After ministering at the Elgin Christian Church for more than 14 years, the Millers left the valley for another assignment convinced it was a good move for their family. But it was not a good fit, they both say and a discouraged Bill said he’d never preach again. But once more, God had another plan.

They came back to Northeast Oregon and moved into a primitive cabin near Joseph. They lived there for 10 months.

"It was wonderful. You can really hear God living like that," Sue says.

One day, some old friends from the valley approached Bill about starting a new church in La Grande.

"I said, ‘No way, man, I’m done," Bill recalls. But eventually Steve and Verla Kirkeby, along with a handful of other people, convinced him this new church would be something different while remaining grounded in scripture, teaching the Bible and the saving grace of faith in Jesus Christ.

"We’re allergic to cookie-cutter church design this is a gifts-oriented fellowship. There is no machine that has to be maintained. Each member is free to serve where their gifts and passions lead them," Bill says.

For example, if someone in the body feels God leads them to hospital ministry, that’s what they do. If they move away and no one feels led by the Spirit to fill that spot, the ministry ends unless someone else comes along and wants to take it up.

"It has been an amazing thing to watch as God has honored that and provides for the needs of the body as they arise," Bill says.

With their move to Boise, there will be spaces to fill, though both Bill and Sue are confident God will provide the willing hearts. For example, music has been a huge part of the Valley Fellowship worship, partly because music is a passion for both Bill and Sue.
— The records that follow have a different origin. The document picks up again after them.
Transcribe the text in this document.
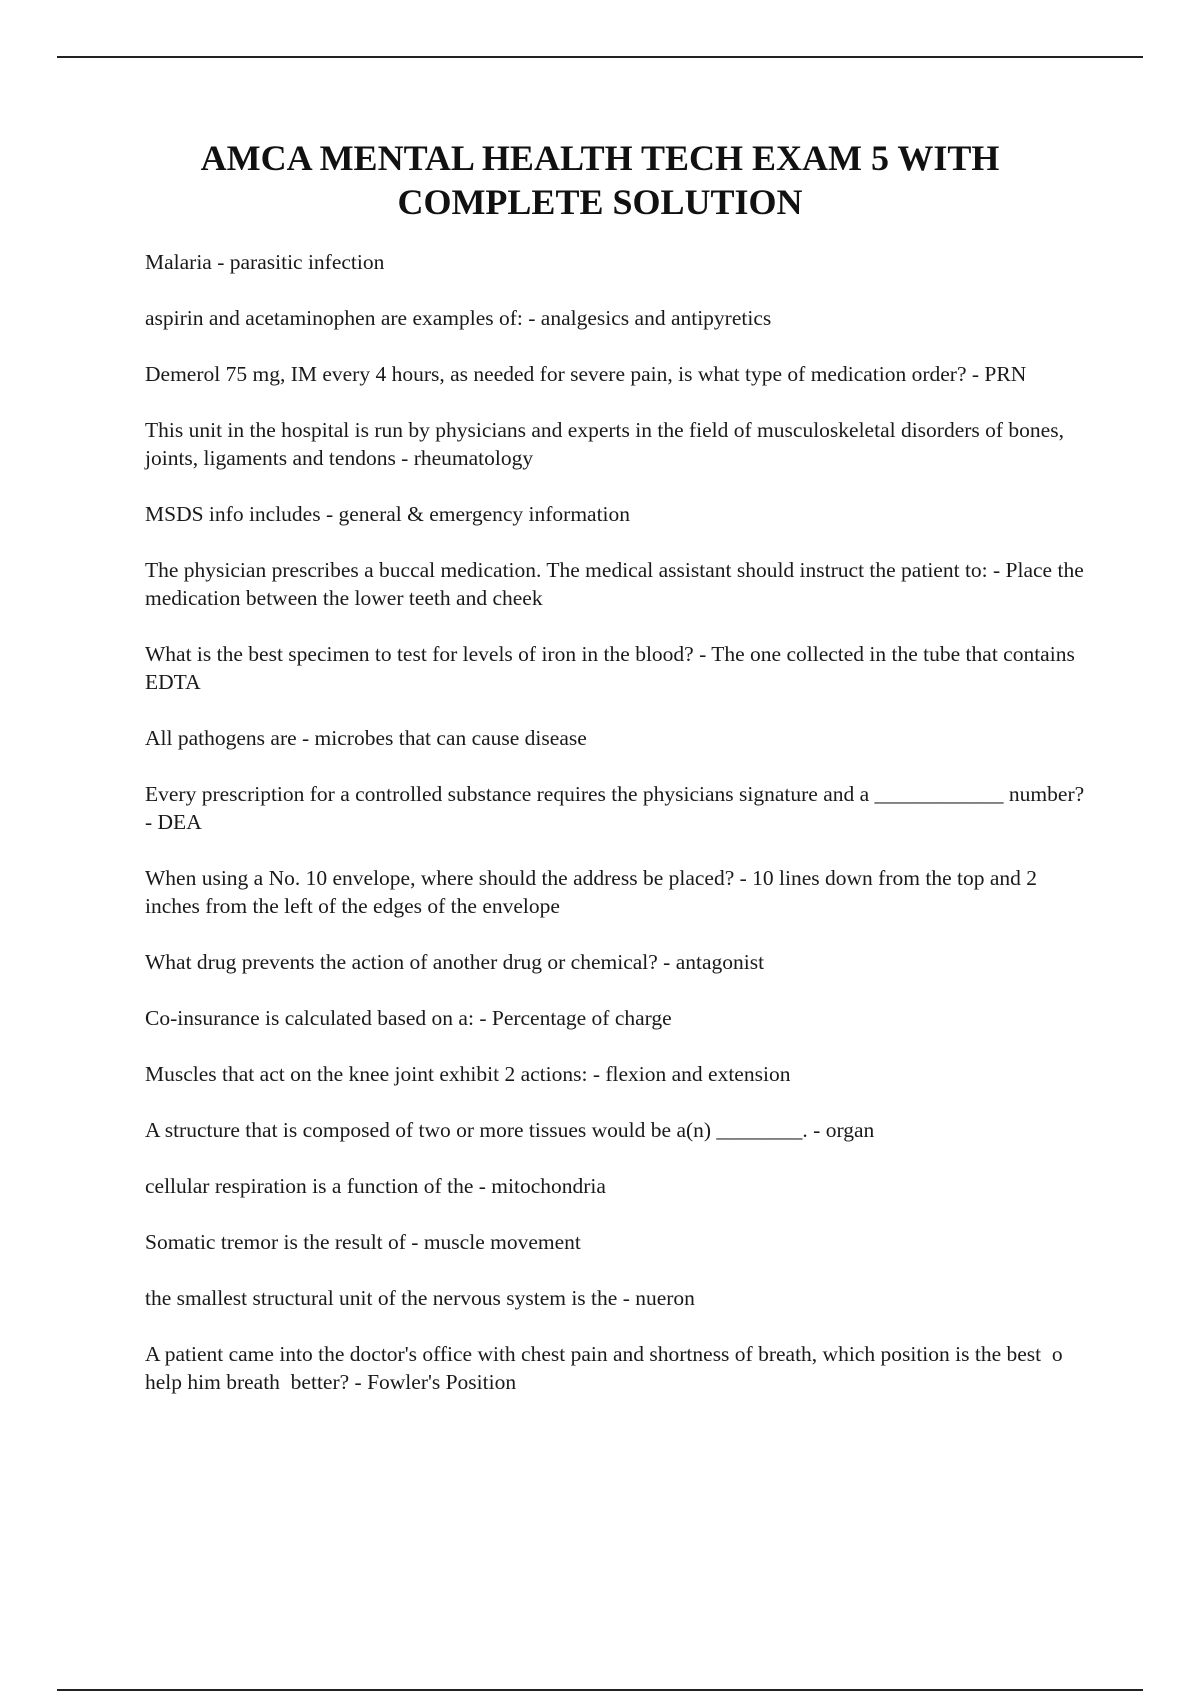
AMCA MENTAL HEALTH TECH EXAM 5 WITH
COMPLETE SOLUTION
Malaria - parasitic infection
aspirin and acetaminophen are examples of: - analgesics and antipyretics
Demerol 75 mg, IM every 4 hours, as needed for severe pain, is what type of medication order? - PRN
This unit in the hospital is run by physicians and experts in the field of musculoskeletal disorders of bones, joints, ligaments and tendons - rheumatology
MSDS info includes - general & emergency information
The physician prescribes a buccal medication. The medical assistant should instruct the patient to: - Place the medication between the lower teeth and cheek
What is the best specimen to test for levels of iron in the blood? - The one collected in the tube that contains EDTA
All pathogens are - microbes that can cause disease
Every prescription for a controlled substance requires the physicians signature and a ____________ number? - DEA
When using a No. 10 envelope, where should the address be placed? - 10 lines down from the top and 2 inches from the left of the edges of the envelope
What drug prevents the action of another drug or chemical? - antagonist
Co-insurance is calculated based on a: - Percentage of charge
Muscles that act on the knee joint exhibit 2 actions: - flexion and extension
A structure that is composed of two or more tissues would be a(n) ________. - organ
cellular respiration is a function of the - mitochondria
Somatic tremor is the result of - muscle movement
the smallest structural unit of the nervous system is the - nueron
A patient came into the doctor's office with chest pain and shortness of breath, which position is the best  o help him breath  better? - Fowler's Position
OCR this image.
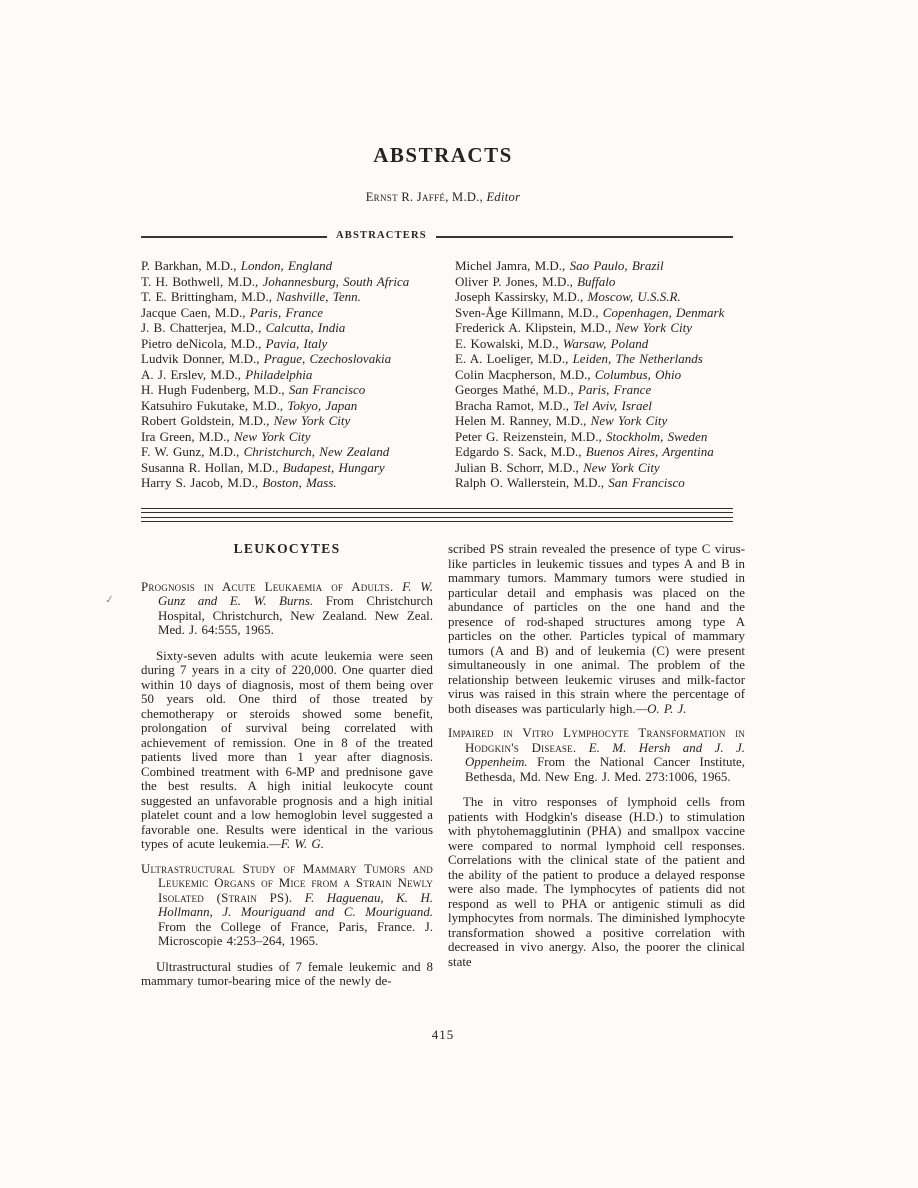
ABSTRACTS
Ernst R. Jaffé, M.D., Editor
ABSTRACTERS

P. Barkhan, M.D., London, England

T. H. Bothwell, M.D., Johannesburg, South Africa

T. E. Brittingham, M.D., Nashville, Tenn.

Jacque Caen, M.D., Paris, France

J. B. Chatterjea, M.D., Calcutta, India

Pietro deNicola, M.D., Pavia, Italy

Ludvik Donner, M.D., Prague, Czechoslovakia

A. J. Erslev, M.D., Philadelphia

H. Hugh Fudenberg, M.D., San Francisco

Katsuhiro Fukutake, M.D., Tokyo, Japan

Robert Goldstein, M.D., New York City

Ira Green, M.D., New York City

F. W. Gunz, M.D., Christchurch, New Zealand

Susanna R. Hollan, M.D., Budapest, Hungary

Harry S. Jacob, M.D., Boston, Mass.

Michel Jamra, M.D., Sao Paulo, Brazil

Oliver P. Jones, M.D., Buffalo

Joseph Kassirsky, M.D., Moscow, U.S.S.R.

Sven-Åge Killmann, M.D., Copenhagen, Denmark

Frederick A. Klipstein, M.D., New York City

E. Kowalski, M.D., Warsaw, Poland

E. A. Loeliger, M.D., Leiden, The Netherlands

Colin Macpherson, M.D., Columbus, Ohio

Georges Mathé, M.D., Paris, France

Bracha Ramot, M.D., Tel Aviv, Israel

Helen M. Ranney, M.D., New York City

Peter G. Reizenstein, M.D., Stockholm, Sweden

Edgardo S. Sack, M.D., Buenos Aires, Argentina

Julian B. Schorr, M.D., New York City

Ralph O. Wallerstein, M.D., San Francisco

✓
LEUKOCYTES

Prognosis in Acute Leukaemia of Adults. F. W. Gunz and E. W. Burns. From Christchurch Hospital, Christchurch, New Zealand. New Zeal. Med. J. 64:555, 1965.

Sixty-seven adults with acute leukemia were seen during 7 years in a city of 220,000. One quarter died within 10 days of diagnosis, most of them being over 50 years old. One third of those treated by chemotherapy or steroids showed some benefit, prolongation of survival being correlated with achievement of remission. One in 8 of the treated patients lived more than 1 year after diagnosis. Combined treatment with 6-MP and prednisone gave the best results. A high initial leukocyte count suggested an unfavorable prognosis and a high initial platelet count and a low hemoglobin level suggested a favorable one. Results were identical in the various types of acute leukemia.—F. W. G.

Ultrastructural Study of Mammary Tumors and Leukemic Organs of Mice from a Strain Newly Isolated (Strain PS). F. Haguenau, K. H. Hollmann, J. Mouriguand and C. Mouriguand. From the College of France, Paris, France. J. Microscopie 4:253–264, 1965.

Ultrastructural studies of 7 female leukemic and 8 mammary tumor-bearing mice of the newly de-

scribed PS strain revealed the presence of type C virus-like particles in leukemic tissues and types A and B in mammary tumors. Mammary tumors were studied in particular detail and emphasis was placed on the abundance of particles on the one hand and the presence of rod-shaped structures among type A particles on the other. Particles typical of mammary tumors (A and B) and of leukemia (C) were present simultaneously in one animal. The problem of the relationship between leukemic viruses and milk-factor virus was raised in this strain where the percentage of both diseases was particularly high.—O. P. J.

Impaired in Vitro Lymphocyte Transformation in Hodgkin's Disease. E. M. Hersh and J. J. Oppenheim. From the National Cancer Institute, Bethesda, Md. New Eng. J. Med. 273:1006, 1965.

The in vitro responses of lymphoid cells from patients with Hodgkin's disease (H.D.) to stimulation with phytohemagglutinin (PHA) and smallpox vaccine were compared to normal lymphoid cell responses. Correlations with the clinical state of the patient and the ability of the patient to produce a delayed response were also made. The lymphocytes of patients did not respond as well to PHA or antigenic stimuli as did lymphocytes from normals. The diminished lymphocyte transformation showed a positive correlation with decreased in vivo anergy. Also, the poorer the clinical state

415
Bill has written thousands of songs, and together they have recorded and performed that music as part of the worship team at Valley Fellowship.
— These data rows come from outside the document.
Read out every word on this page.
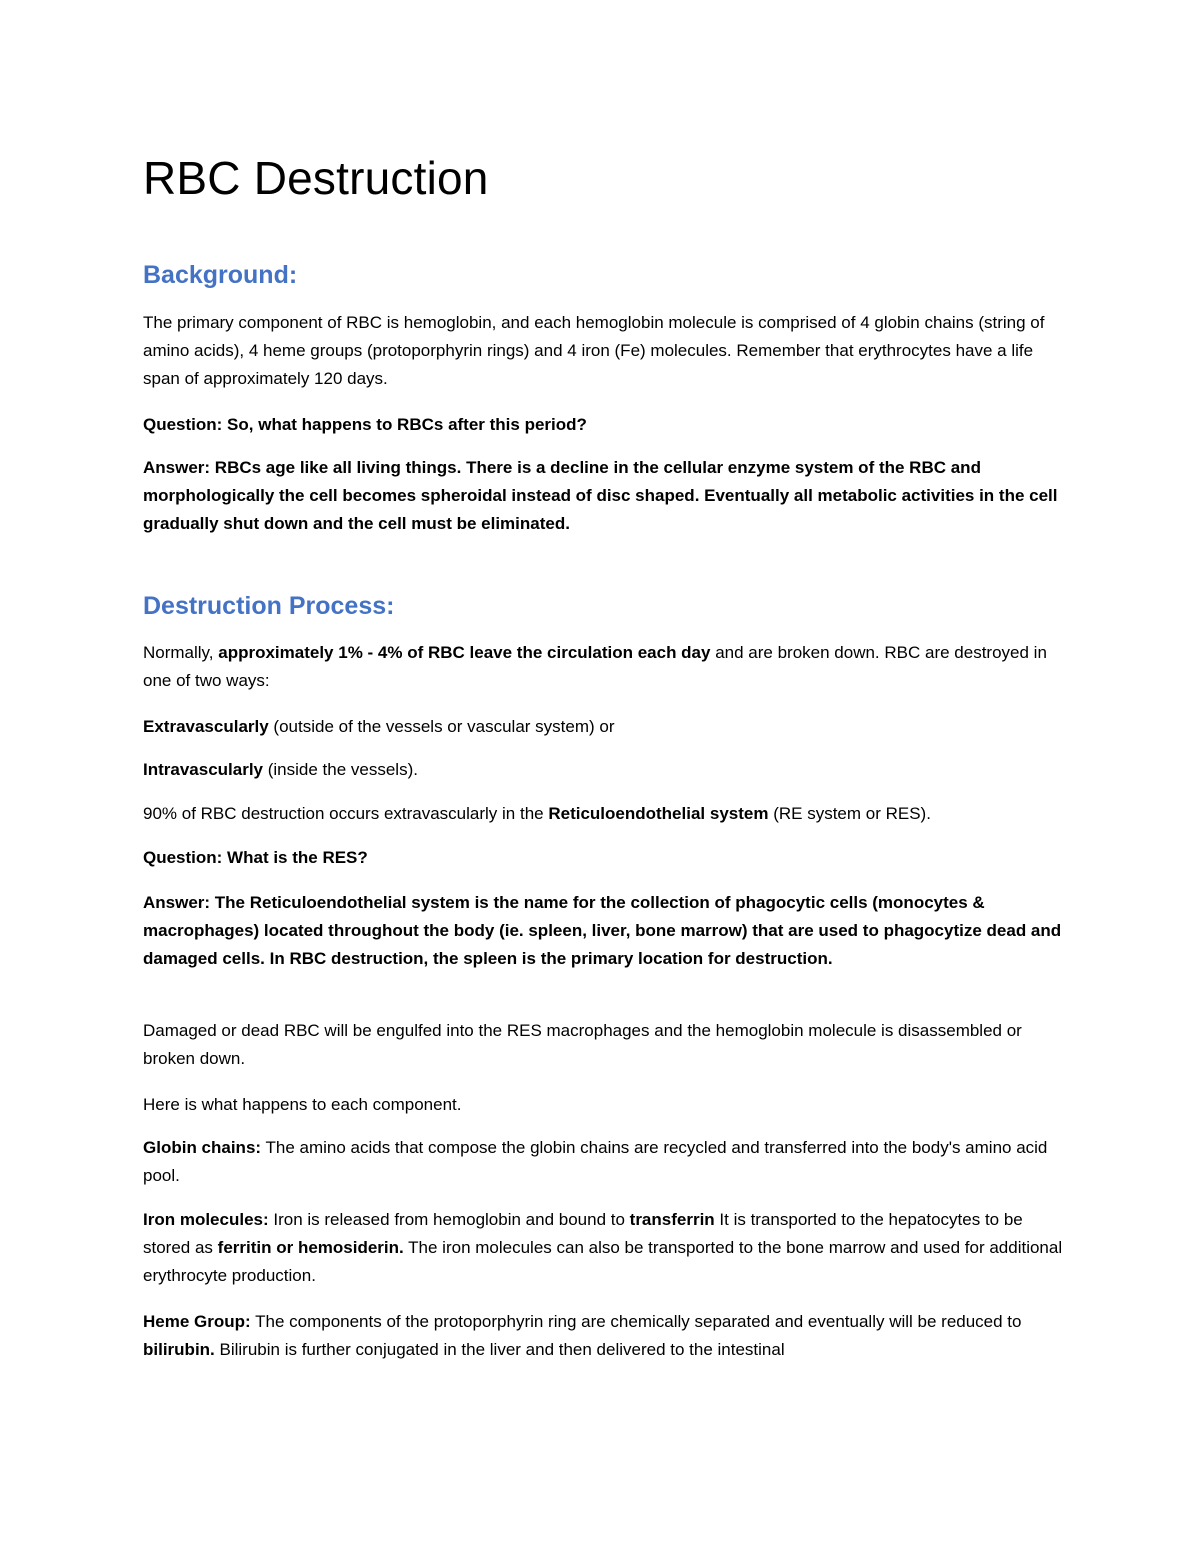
RBC Destruction
Background:

The primary component of RBC is hemoglobin, and each hemoglobin molecule is comprised of 4 globin chains (string of amino acids), 4 heme groups (protoporphyrin rings) and 4 iron (Fe) molecules. Remember that erythrocytes have a life span of approximately 120 days.

Question: So, what happens to RBCs after this period?

Answer: RBCs age like all living things. There is a decline in the cellular enzyme system of the RBC and morphologically the cell becomes spheroidal instead of disc shaped. Eventually all metabolic activities in the cell gradually shut down and the cell must be eliminated.

Destruction Process:

Normally, approximately 1% - 4% of RBC leave the circulation each day and are broken down. RBC are destroyed in one of two ways:

Extravascularly (outside of the vessels or vascular system) or

Intravascularly (inside the vessels).

90% of RBC destruction occurs extravascularly in the Reticuloendothelial system (RE system or RES).

Question: What is the RES?

Answer: The Reticuloendothelial system is the name for the collection of phagocytic cells (monocytes & macrophages) located throughout the body (ie. spleen, liver, bone marrow) that are used to phagocytize dead and damaged cells. In RBC destruction, the spleen is the primary location for destruction.

Damaged or dead RBC will be engulfed into the RES macrophages and the hemoglobin molecule is disassembled or broken down.

Here is what happens to each component.

Globin chains: The amino acids that compose the globin chains are recycled and transferred into the body's amino acid pool.

Iron molecules: Iron is released from hemoglobin and bound to transferrin It is transported to the hepatocytes to be stored as ferritin or hemosiderin. The iron molecules can also be transported to the bone marrow and used for additional erythrocyte production.

Heme Group: The components of the protoporphyrin ring are chemically separated and eventually will be reduced to bilirubin. Bilirubin is further conjugated in the liver and then delivered to the intestinal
"The worship team is more than us, though. Don Scott, for example, is an amazing guitarist. And I think with this change God will bring new people in or encourage some there to step forward," Bill says.

As for the preaching, it is in good hands with co-pastor Steve Kirkeby, who has a master’s degree in ministry, and who will now spend more time in front of the congregation than in the background.

"We’ve been a good match because we recognize each other’s gifts. And Steve’s always worked more behind the scenes, but he’s always done some preaching and he’ll be great going full-time," Bill says.

Bill admits it is the people at Valley Fellowship who will be hard to leave behind.

"Well, we’re parents of this church and it’s been the most amazing thing to watch it grow," Bill says.

"The love of the people in this whole valley has been a blessing," Sue says.

A mixed blessing as it is also the hardest thing to leave behind.

"This is the toughest decision we’ve ever made," Sue admits. "But we do different things at different times in our lives. Now is the time to be closer to our kids and our grandkids while we’re young enough to have fun with them. We miss ’em."